Feverish accumulation of strange and wonderful things began with the Renaissance exploration of the world in the fifteenth century, and exploded in contests between philosophers, popes, and emperors to field collections of botany, geology, alchemy, medicine, and archaeology. The catalogue of Collection of Rarities assembled by John Tradescant in the 1630’s documents curiosities such as: “Nunnes penitential Girdles of Haire, A Bracelet made of the thighes of Indian flyes, Edward the Confessors knit gloves, Divers night-caps made of grasse, A little Box with the 12 Apostles in it, Variety of Chains, made of the teeth of Serpents, A book of all the Stories in the glasse-windowes of Sancta Sophia lim'd in vellum by a Jew, Flea chains of silver and gold with 300 links a piece and yet but an inch long, A piece of the Stone of Sarrigo-Castle where Helen of Greece was born….”
Cabinets of Curiosities were assembled as symbolic demonstrations of power and influence. The urge toward accumulation, and the juxtapositions that resulted from the excess, fueled collectors’ passion. Inspiration found in the random placement of serpent’s teeth and nuns’ girdles led to more careful cataloguing of the provenance and history of the objects, with annotations of botanical, medical, and skeletal remains. Haphazardness made possible only by the sheer volume of objects gave way to scientific classification. Matching like with like may have started as a parlor game, but the groupings that organize artifacts through taxonomies of time, place, antecedents, or other natural relationships were later encoded in the nomenclature of science.

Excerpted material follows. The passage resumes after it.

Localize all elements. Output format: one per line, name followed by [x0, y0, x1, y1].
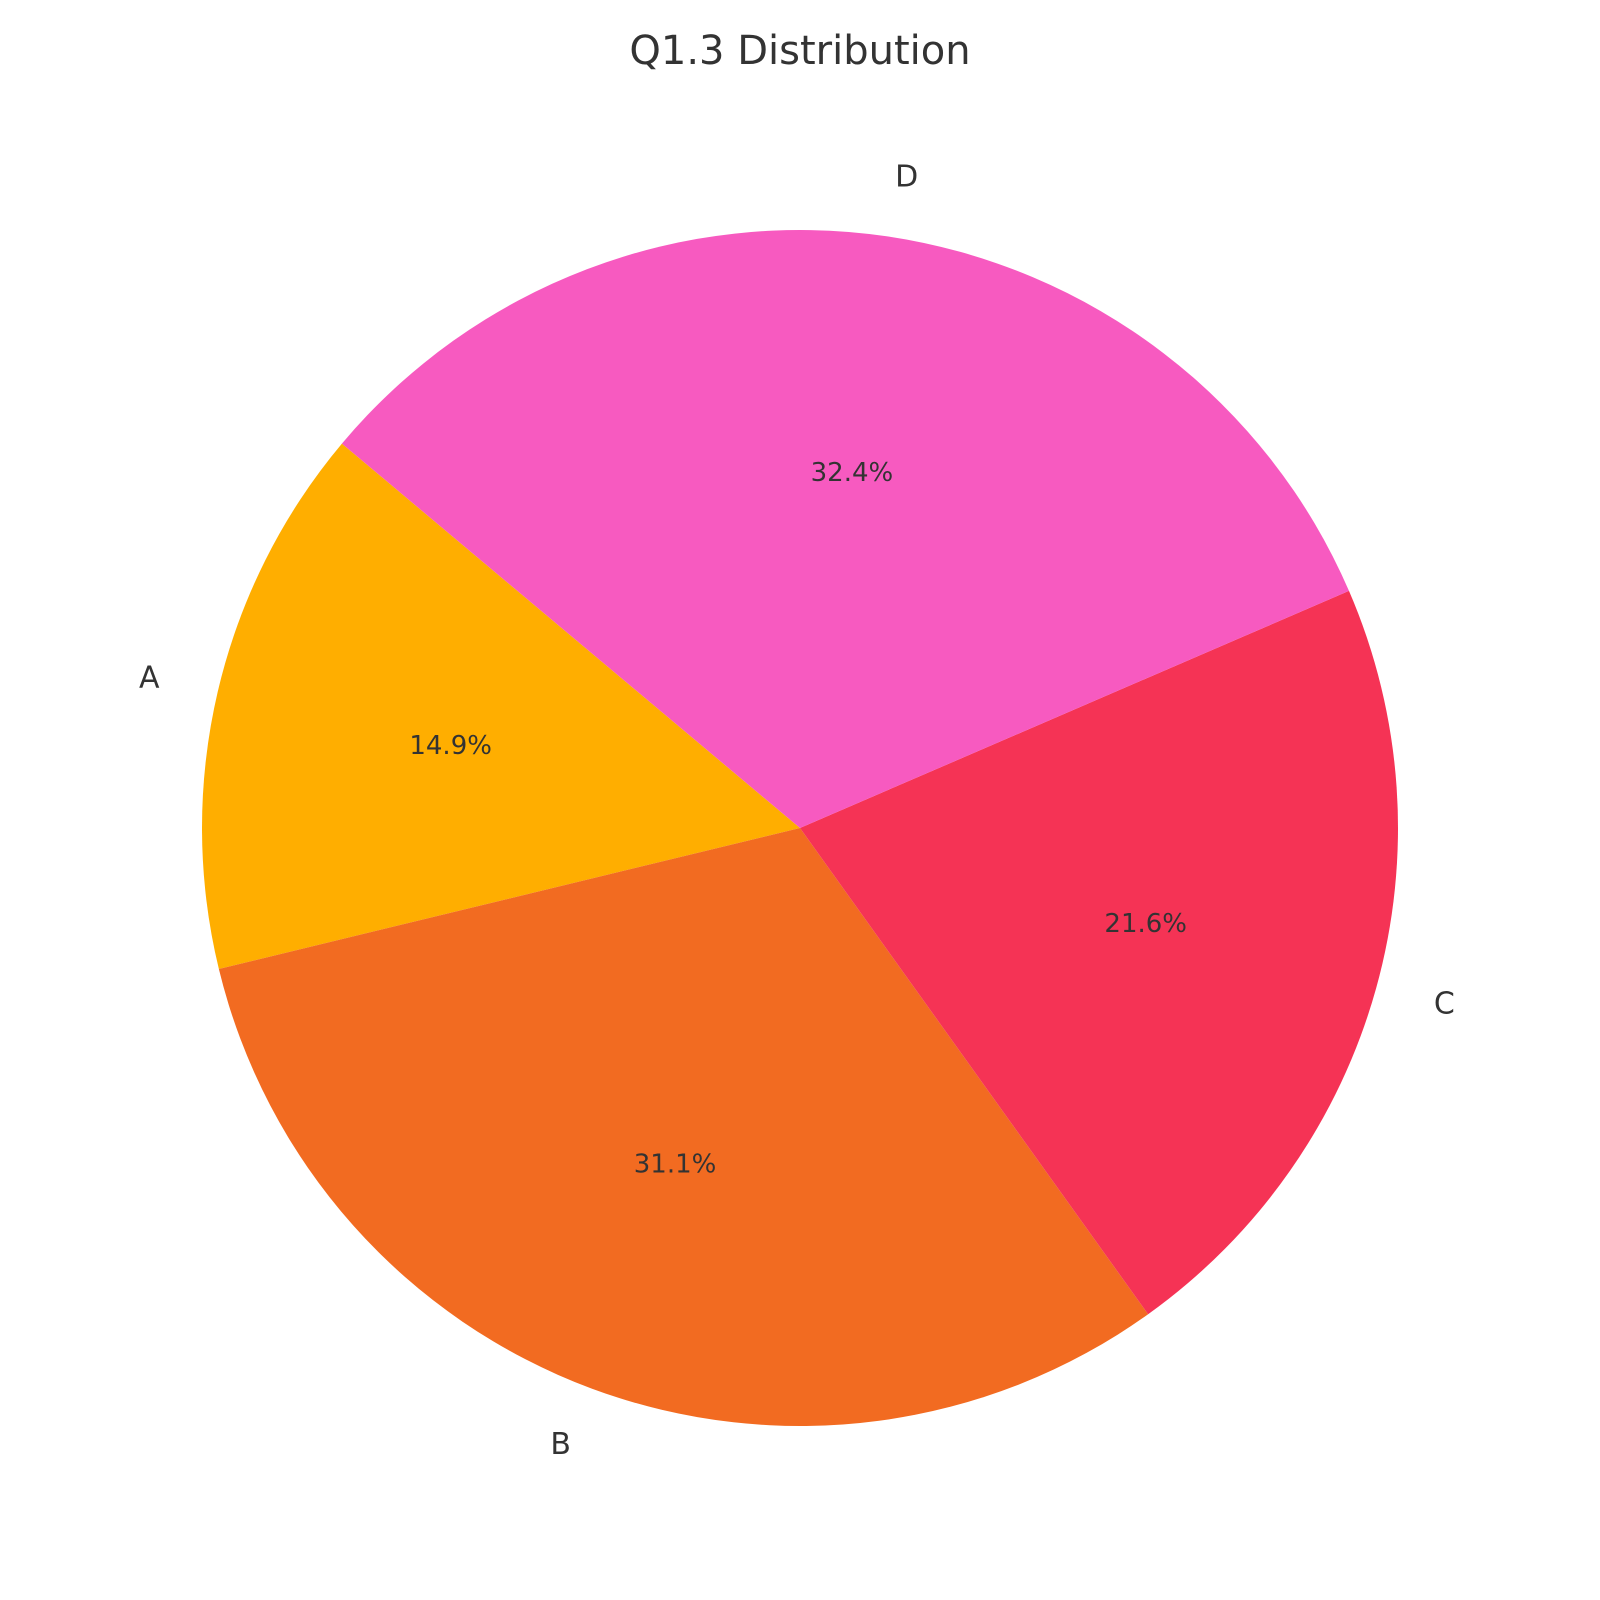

As collections grew, in place of a cabinet, architecture became the spatial organizer and the generator for contemplation about relationships between objects and systems.
The Gesta Grayorum (1594), a court revel performed before Queen Elizabeth I and attributed to Francis Bacon, described an imaginary research facility containing “a most perfect and general library” and “a spacious, wonderful garden” filled with wild and cultivated plants and surrounded by a menagerie, aviary, freshwater lake, and saltwater lake. Spaces for living nature were complemented by a museum of science, art, and technology – “a goodly huge cabinet” housing artifacts (“whatsoever the hand of man by exquisite art or engine has made rare in stuff”), natural oddities (“whatsoever singularity, chance, and the shuffle of things hath produced”), and gems, minerals, and fossils (“whatsoever Nature has wrought in things that want life and may be kept”). The fourth and final component was a space in which to test nature, “a still-house, so furnished with mills, instruments, furnaces, and vessels as may be a palace fit for a philosopher's stone.’ [i]
Bacon’s imaginary place brings together natural history and science, medicine and engineering within one edifice, a trove of all of the abundance of the world through all times in history. We can accomplish this today with a computer and a connection, and yet we demand so much more. Many of the botanic and animal specimens of the 1600’s are endangered today because of our overuse of the world’s abundance. Instead of preserving habitats and cultures in place to continue production of the unique and exotic, we collect and number the dwindling species, study and classify their remains, and archive them in cabinets with humidity and temperature control. By making these fragments ours we ensure their rarity, and perhaps extinction; after all, the archetypal dodo was one of the star attractions of the Ashmolean Museum , the successor to John Tradescant’s collection.